Implementation:Datajuicer Data juicer SentenceSplitMapper
| Knowledge Sources | |
|---|---|
| Domains | Data_Processing, Mapping |
| Last Updated | 2026-02-14 16:00 GMT |
Overview
Concrete tool for splitting text into individual sentences provided by Data-Juicer.
Description
SentenceSplitMapper is a mapper operator that splits text samples into individual sentences using an NLTK-based sentence tokenizer. It prepares an NLTK sentence tokenizer for the specified language (default: English), applies the NLTK pickle security patch, and uses the tokenizer's tokenize method to split each text sample into sentences in a batched operation. The original text in each sample is replaced with a list of sentences.
Usage
Use when you need to decompose documents or text samples into sentence-level units for downstream sentence-level processing, analysis, or filtering in the data pipeline.
Code Reference
Source Location
- Repository: Datajuicer_Data_juicer
- File: data_juicer/ops/mapper/sentence_split_mapper.py
Signature
@OPERATORS.register_module("sentence_split_mapper")
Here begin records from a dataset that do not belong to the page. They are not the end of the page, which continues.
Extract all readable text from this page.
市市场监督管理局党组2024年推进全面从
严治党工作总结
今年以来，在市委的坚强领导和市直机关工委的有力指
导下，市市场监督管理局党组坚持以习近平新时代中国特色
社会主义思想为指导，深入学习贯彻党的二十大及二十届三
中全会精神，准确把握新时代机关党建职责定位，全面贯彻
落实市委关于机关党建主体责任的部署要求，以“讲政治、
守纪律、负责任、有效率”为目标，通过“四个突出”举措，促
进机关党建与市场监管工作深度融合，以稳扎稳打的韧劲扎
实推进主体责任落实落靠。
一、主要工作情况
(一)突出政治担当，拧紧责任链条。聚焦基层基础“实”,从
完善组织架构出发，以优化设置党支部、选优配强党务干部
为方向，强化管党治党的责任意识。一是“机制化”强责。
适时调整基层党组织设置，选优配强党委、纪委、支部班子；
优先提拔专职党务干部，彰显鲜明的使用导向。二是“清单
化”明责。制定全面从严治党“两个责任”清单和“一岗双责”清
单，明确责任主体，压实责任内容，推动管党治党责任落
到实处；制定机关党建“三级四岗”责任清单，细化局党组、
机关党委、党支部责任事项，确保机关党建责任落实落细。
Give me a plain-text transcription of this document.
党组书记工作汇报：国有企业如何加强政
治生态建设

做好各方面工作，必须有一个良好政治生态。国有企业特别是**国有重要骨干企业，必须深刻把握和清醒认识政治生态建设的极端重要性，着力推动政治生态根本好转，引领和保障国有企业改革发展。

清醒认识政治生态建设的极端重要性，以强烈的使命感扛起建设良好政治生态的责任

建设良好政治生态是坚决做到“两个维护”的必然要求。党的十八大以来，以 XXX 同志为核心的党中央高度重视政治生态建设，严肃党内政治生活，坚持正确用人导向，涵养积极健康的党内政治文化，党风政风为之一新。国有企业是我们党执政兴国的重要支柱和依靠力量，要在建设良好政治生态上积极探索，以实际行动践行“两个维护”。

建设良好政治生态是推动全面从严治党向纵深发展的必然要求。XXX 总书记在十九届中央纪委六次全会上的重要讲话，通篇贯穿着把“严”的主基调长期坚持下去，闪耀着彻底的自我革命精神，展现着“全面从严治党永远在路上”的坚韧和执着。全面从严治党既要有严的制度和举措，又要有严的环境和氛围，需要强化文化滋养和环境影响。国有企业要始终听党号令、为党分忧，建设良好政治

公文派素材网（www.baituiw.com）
class SentenceSplitMapper(Mapper):
def __init__(self, lang: str = "en", *args, **kwargs):
Import
from data_juicer.ops.mapper.sentence_split_mapper import SentenceSplitMapper
I/O Contract
Inputs
| Name | Type | Required | Description |
|---|---|---|---|
| lang | str | No | Language code for NLTK sentence tokenizer (default: "en") |
Outputs
| Name | Type | Description |
|---|---|---|
| samples | Dict | Transformed samples with text replaced by list of sentences |
Usage Examples
process:
- sentence_split_mapper:
lang: "en"